Justin Trudeau and his national resources minister have been sugar-coating their just transition plan, making it sound like an easy and painless economic transformation that will simply waltz away from oil and gas towards alternatives such as wind and solar.
Many Albertans have remained highly suspicious, but few could say they saw it coming when a government document revealed the actual scope of change Trudeau intends to impose on Canadians.
These uncovered department speaking notes for the minister of natural resources acknowledge there will be “significant labour market disruptions” in nearly all sectors — about 2.7 million workers, almost 14 per cent of Canada’s entire workforce in all parts of the country, will have their jobs disrupted.
The memo goes on to recognize that the impact will be particularly heavy in oil-and-gas provinces, especially Alberta and Newfoundland, and the hit of “large-scale transformation” will even extend to agriculture, another major sector in Alberta and Saskatchewan. Transforming oil workers into janitors might be an overstatement of the prime minister’s intention, but it will nevertheless be naive to believe that this change wouldn’t doom a major segment of Canada’s workforce to a dramatic, or even permanent, transition for the worse.
No wonder the federal government has been working so hard to keep Canadians in the dark on what they are actually planning and on how many workers and families they are ready to sacrifice in the thick of the current inflation crisis. My office has received an incredible number of emails and phone calls from Edmontonians over the last year voicing intense objection to the rushed and haphazard approach the government is taking.
Just transition consultations have been so insufficient, it makes one wonder if the government is really interested in any feedback. For example, many Indigenous communities who have benefited and want to benefit further from Canada’s oil and gas industries were ignored and shut out.
Oil and gas sectors employ more First Nations people than any other industry in Canada. However, while Indigenous communities are looking to make important ownership investments in oil and gas and green technology, the government is prematurely and arbitrarily deciding they want to phase out and wipe this industry off the map.
If Canada stops providing oil and gas, many countries, including Canada itself, will need to procure energy from Russia, the Middle East or Venezuela. What contribution would we be making to the worldwide carbon-reducing mission? Are we literally saying we don’t care how dirty imported oil and gas is as long as it is not produced here? What message would that send on how much Canada values countries’ human rights records?
Just transition initiatives will only move Canadian jobs to become more dependent on foreign entities directing Canadian subsidiaries. This is not progress.

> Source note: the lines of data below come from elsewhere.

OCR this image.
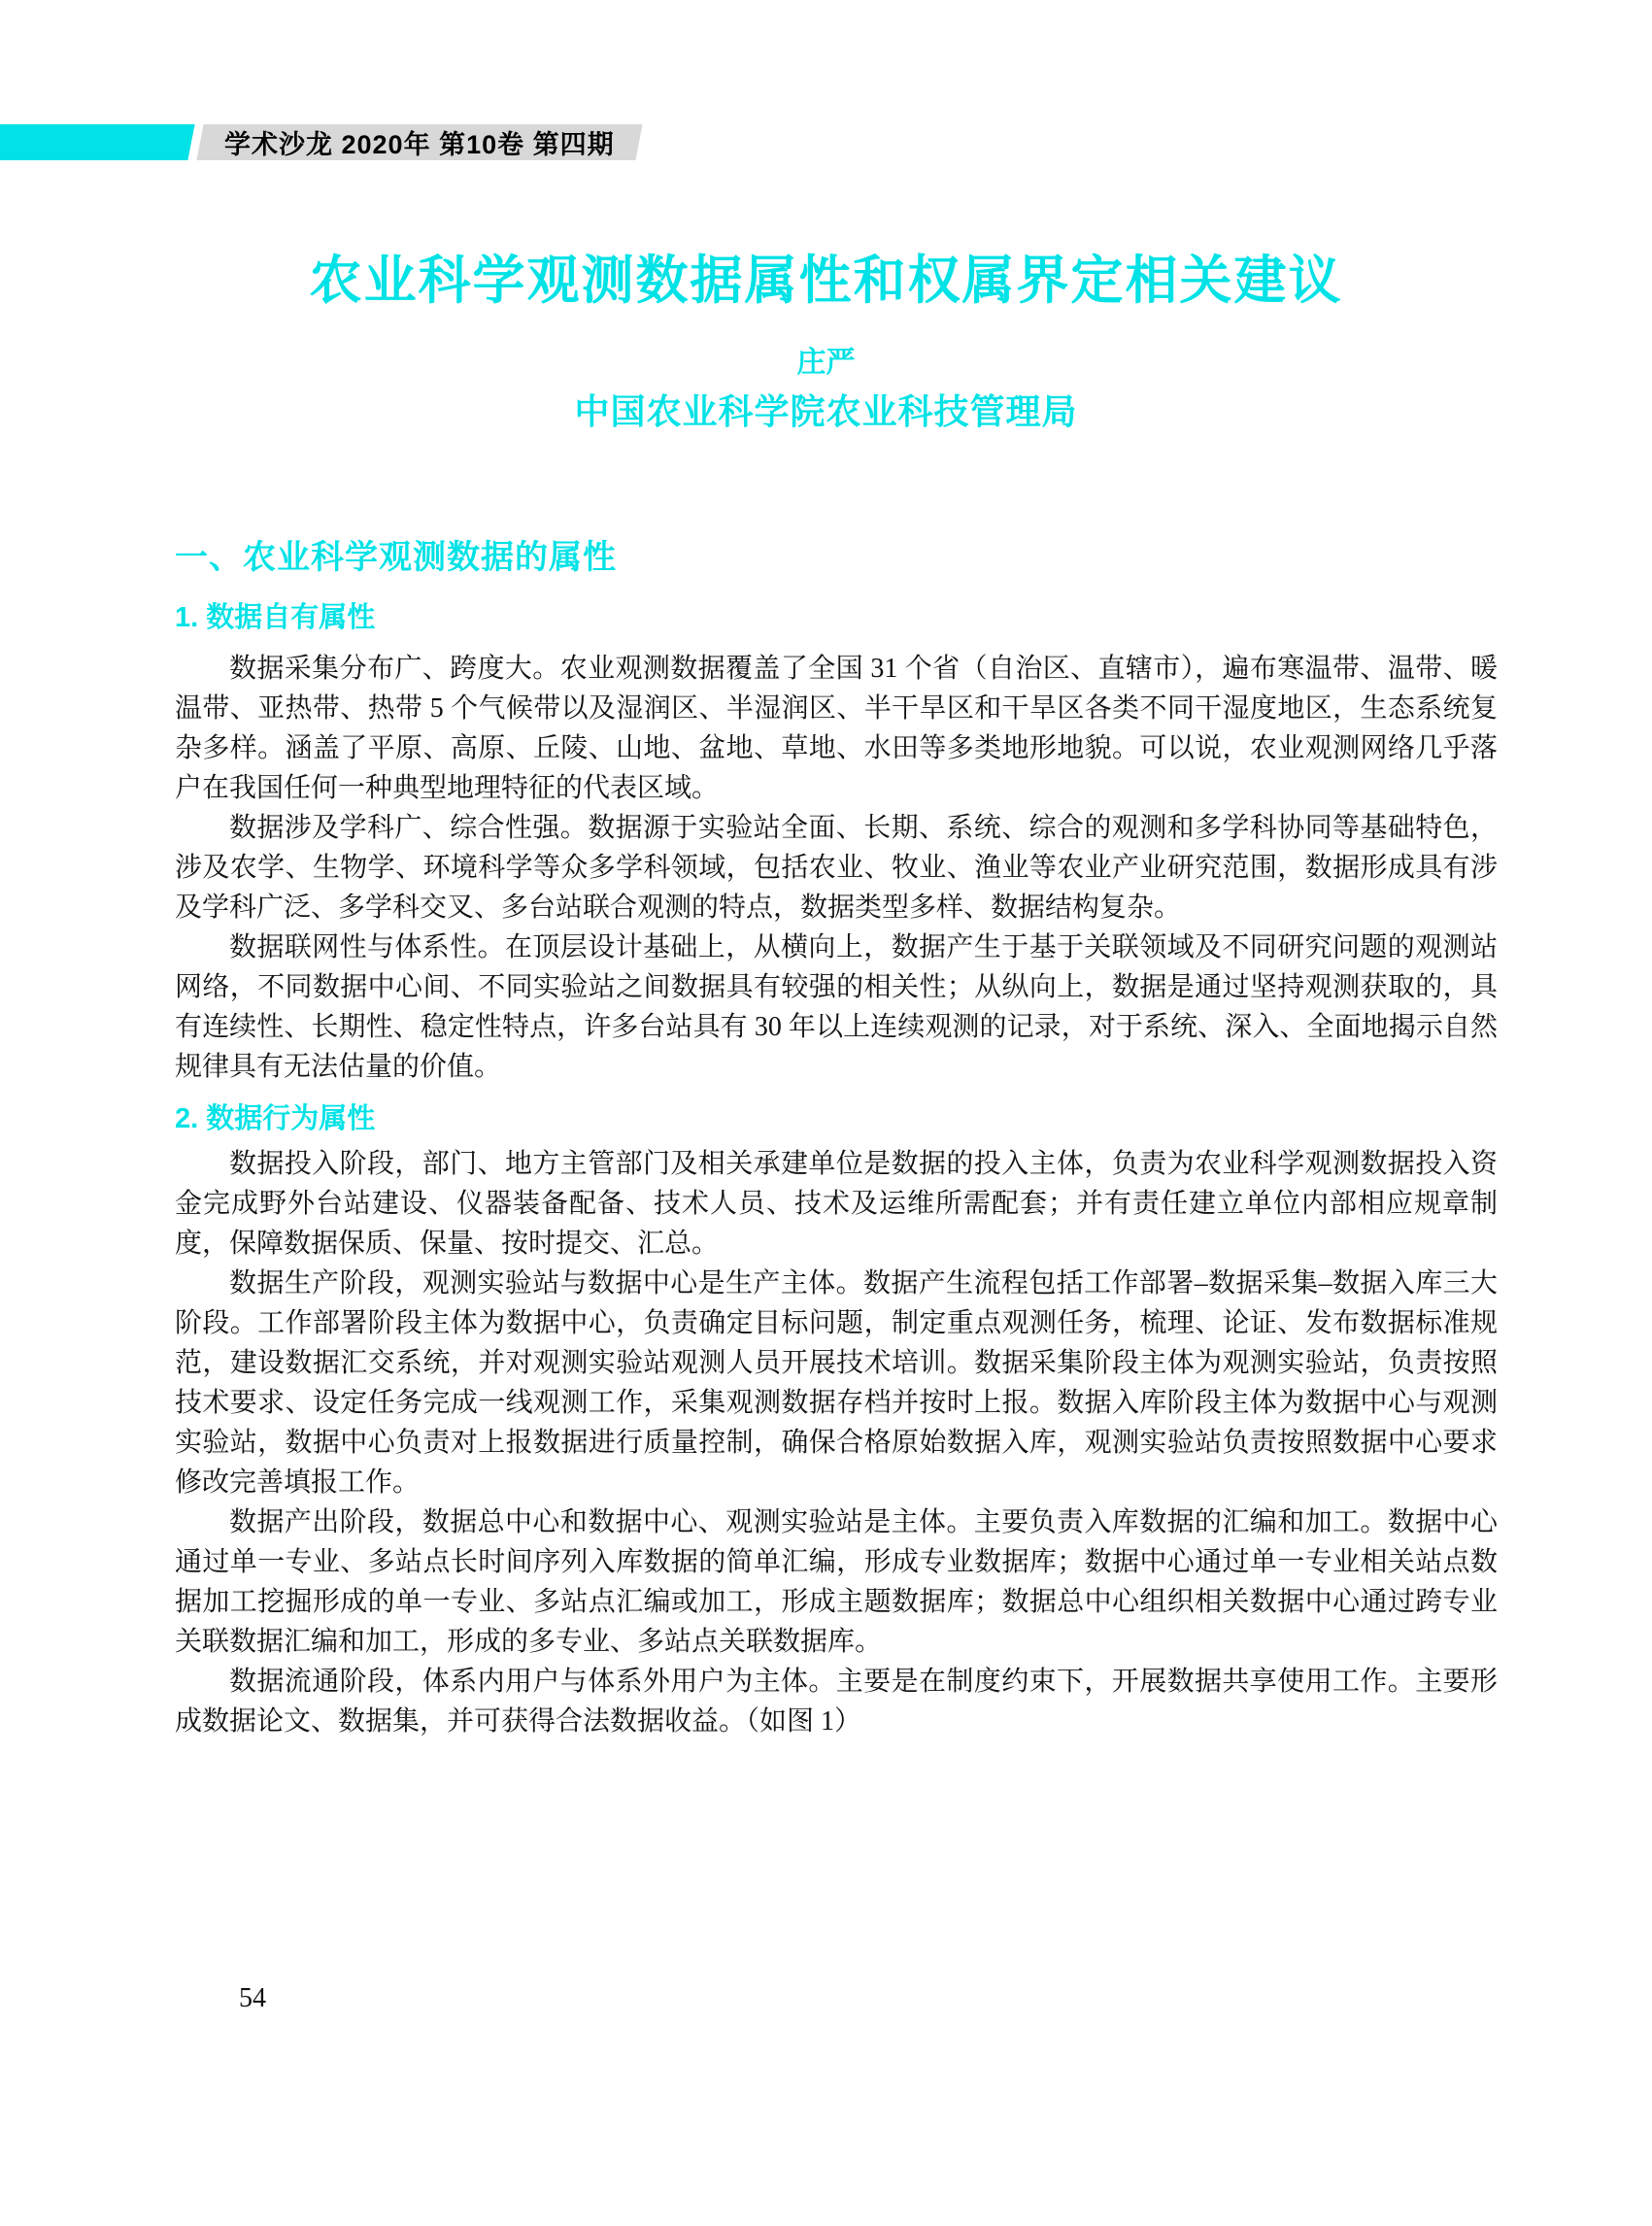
学术沙龙 2020年 第10卷 第四期
农业科学观测数据属性和权属界定相关建议
庄严
中国农业科学院农业科技管理局
一、农业科学观测数据的属性
1. 数据自有属性

数据采集分布广、跨度大。农业观测数据覆盖了全国 31 个省（自治区、直辖市），遍布寒温带、温带、暖温带、亚热带、热带 5 个气候带以及湿润区、半湿润区、半干旱区和干旱区各类不同干湿度地区，生态系统复杂多样。涵盖了平原、高原、丘陵、山地、盆地、草地、水田等多类地形地貌。可以说，农业观测网络几乎落户在我国任何一种典型地理特征的代表区域。

数据涉及学科广、综合性强。数据源于实验站全面、长期、系统、综合的观测和多学科协同等基础特色，涉及农学、生物学、环境科学等众多学科领域，包括农业、牧业、渔业等农业产业研究范围，数据形成具有涉及学科广泛、多学科交叉、多台站联合观测的特点，数据类型多样、数据结构复杂。

数据联网性与体系性。在顶层设计基础上，从横向上，数据产生于基于关联领域及不同研究问题的观测站网络，不同数据中心间、不同实验站之间数据具有较强的相关性；从纵向上，数据是通过坚持观测获取的，具有连续性、长期性、稳定性特点，许多台站具有 30 年以上连续观测的记录，对于系统、深入、全面地揭示自然规律具有无法估量的价值。

2. 数据行为属性

数据投入阶段，部门、地方主管部门及相关承建单位是数据的投入主体，负责为农业科学观测数据投入资金完成野外台站建设、仪器装备配备、技术人员、技术及运维所需配套；并有责任建立单位内部相应规章制度，保障数据保质、保量、按时提交、汇总。

数据生产阶段，观测实验站与数据中心是生产主体。数据产生流程包括工作部署–数据采集–数据入库三大阶段。工作部署阶段主体为数据中心，负责确定目标问题，制定重点观测任务，梳理、论证、发布数据标准规范，建设数据汇交系统，并对观测实验站观测人员开展技术培训。数据采集阶段主体为观测实验站，负责按照技术要求、设定任务完成一线观测工作，采集观测数据存档并按时上报。数据入库阶段主体为数据中心与观测实验站，数据中心负责对上报数据进行质量控制，确保合格原始数据入库，观测实验站负责按照数据中心要求修改完善填报工作。

数据产出阶段，数据总中心和数据中心、观测实验站是主体。主要负责入库数据的汇编和加工。数据中心通过单一专业、多站点长时间序列入库数据的简单汇编，形成专业数据库；数据中心通过单一专业相关站点数据加工挖掘形成的单一专业、多站点汇编或加工，形成主题数据库；数据总中心组织相关数据中心通过跨专业关联数据汇编和加工，形成的多专业、多站点关联数据库。

数据流通阶段，体系内用户与体系外用户为主体。主要是在制度约束下，开展数据共享使用工作。主要形成数据论文、数据集，并可获得合法数据收益。（如图 1）

54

We have all seen how European countries’ heavy dependence on Russian oil and gas has backfired. More importantly, the just transition has unjustly ignored the fact our energy industry is at the start of an energy transformation. Transition is already occurring in our natural resource industries through advanced technology and economic efficiencies.
Our energy sector is leading the world in environmental performance and has shown the best outcomes in reducing its environmental footprint, including greenhouse gas emissions. We have every reason to believe that, if the federal government does not overreach to prevent it, market forces will drive Canada’s oil and gas companies to pioneer technologies that aim to extract fossil fuels carbon-free and then recycle or sequester the carbon that results when the fuels are used.
Development and export of world-leading environmental technologies should be our focus. Our energy industry also contributes over $100 billion annually to Canada’s balance of trade and pays approximately $30 billion (net) annually to governments across Canada to fund various social outcomes. Our energy sector has been priming the pump for our economy and social welfare. Any party elected should be supporting, not kneecapping, it.
Our land is blessed with natural advantages we need to humbly and gratefully build upon. Our policies should allow our energy industry to continue its innovations and world-leading environmental outcomes. As the world is now pivoting to burning more high-carbon coal, Canada’s competitive advantage in clean gas and in the technologies to develop, compress it, and sell it to a world that wants to buy it should be seized upon.
It’s time for the federal government to transition away from its own political agenda and prioritize Canadian economy, families, and international responsibilities.
Matt Jeneroux is MP for Edmonton Riverbend and shadow minister for Supply Chains.